呼吸急促了几分,刚才说的什么东西全部都抛之脑后,夏晚栀的脑海里留出一片空地又开始放烟花。
主动权被夺走之后,夏晚栀开始有点慌。
“这证明了什么?”指腹揉着她的眼尾,谢祁延嗓音微沉,“这证明了他不是你的良配,我才是。”
夏晚栀被他的自恋逗笑出声。
“嗯……”夏晚栀后知后觉地害羞,含糊地应了一声开始转移话题,“你明天不上班?”
谢祁延微微挑眉:“你不想我上?”
夏晚栀冤枉:“我……”
“那不行,除非你养我。”谢祁延委婉表示。
夏晚栀:“……”
一巴掌落在他的肩膀上,夏晚栀嗔骂了一句:“那还不赶紧睡!都两三点了,瞎激动。”
骂完就撑着谢祁延的肩膀站起来以迅雷不及掩耳之势翻回自己床上,右脚还耷拉在床沿,怕谢祁延伸爪过来抓她,又悻悻地缩到被子里。

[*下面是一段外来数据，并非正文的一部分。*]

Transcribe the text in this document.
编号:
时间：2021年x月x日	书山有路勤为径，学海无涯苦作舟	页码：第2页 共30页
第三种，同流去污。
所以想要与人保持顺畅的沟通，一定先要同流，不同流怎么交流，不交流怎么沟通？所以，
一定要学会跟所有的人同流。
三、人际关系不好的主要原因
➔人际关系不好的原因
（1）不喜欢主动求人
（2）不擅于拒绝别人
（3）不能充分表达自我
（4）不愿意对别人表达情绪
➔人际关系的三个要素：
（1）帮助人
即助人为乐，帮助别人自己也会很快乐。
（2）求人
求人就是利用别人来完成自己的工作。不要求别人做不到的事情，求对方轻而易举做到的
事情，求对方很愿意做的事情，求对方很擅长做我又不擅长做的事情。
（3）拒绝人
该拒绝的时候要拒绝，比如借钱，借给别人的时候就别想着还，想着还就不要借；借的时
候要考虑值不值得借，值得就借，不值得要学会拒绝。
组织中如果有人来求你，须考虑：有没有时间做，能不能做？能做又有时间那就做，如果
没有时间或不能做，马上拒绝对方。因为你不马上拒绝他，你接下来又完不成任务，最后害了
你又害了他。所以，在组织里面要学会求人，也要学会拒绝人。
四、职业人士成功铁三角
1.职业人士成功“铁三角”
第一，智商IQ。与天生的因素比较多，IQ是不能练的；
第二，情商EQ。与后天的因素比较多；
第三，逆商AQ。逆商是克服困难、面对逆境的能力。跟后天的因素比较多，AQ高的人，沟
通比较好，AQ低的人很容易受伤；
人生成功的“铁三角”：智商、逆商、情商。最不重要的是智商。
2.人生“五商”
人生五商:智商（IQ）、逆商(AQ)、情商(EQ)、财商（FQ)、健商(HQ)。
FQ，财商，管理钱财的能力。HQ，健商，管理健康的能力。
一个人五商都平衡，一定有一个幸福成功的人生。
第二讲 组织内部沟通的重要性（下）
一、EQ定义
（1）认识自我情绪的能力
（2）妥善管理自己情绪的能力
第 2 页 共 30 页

谢祁延看她躺回去还翻了两圈,从这边的床沿翻到另一边的床沿,顿时被气笑出声。
刚才贴得有多近,现在的楚河汉界就有多远。
算了,需要给她时间消化一下。
来日方长,不能着急。
再者,他自己也需要好好平复一下快要蹦出来的心跳。
夜还很长,夏晚栀躺平之后缓缓入睡,听到均匀的呼吸声,谢祁延眼睛再次眨了第一百零一下。
这种时候,他怎么可能睡着。
凌晨四点,仍旧毫无睡意的谢祁延百般纠结下还是从地铺爬到了夏晚栀的床上。
今晚的首要任务是陪睡。
身为公主的男朋友,定然要身体力行,寸步不离,尽职尽责。
淡淡的发香入鼻,后半夜一夜好梦。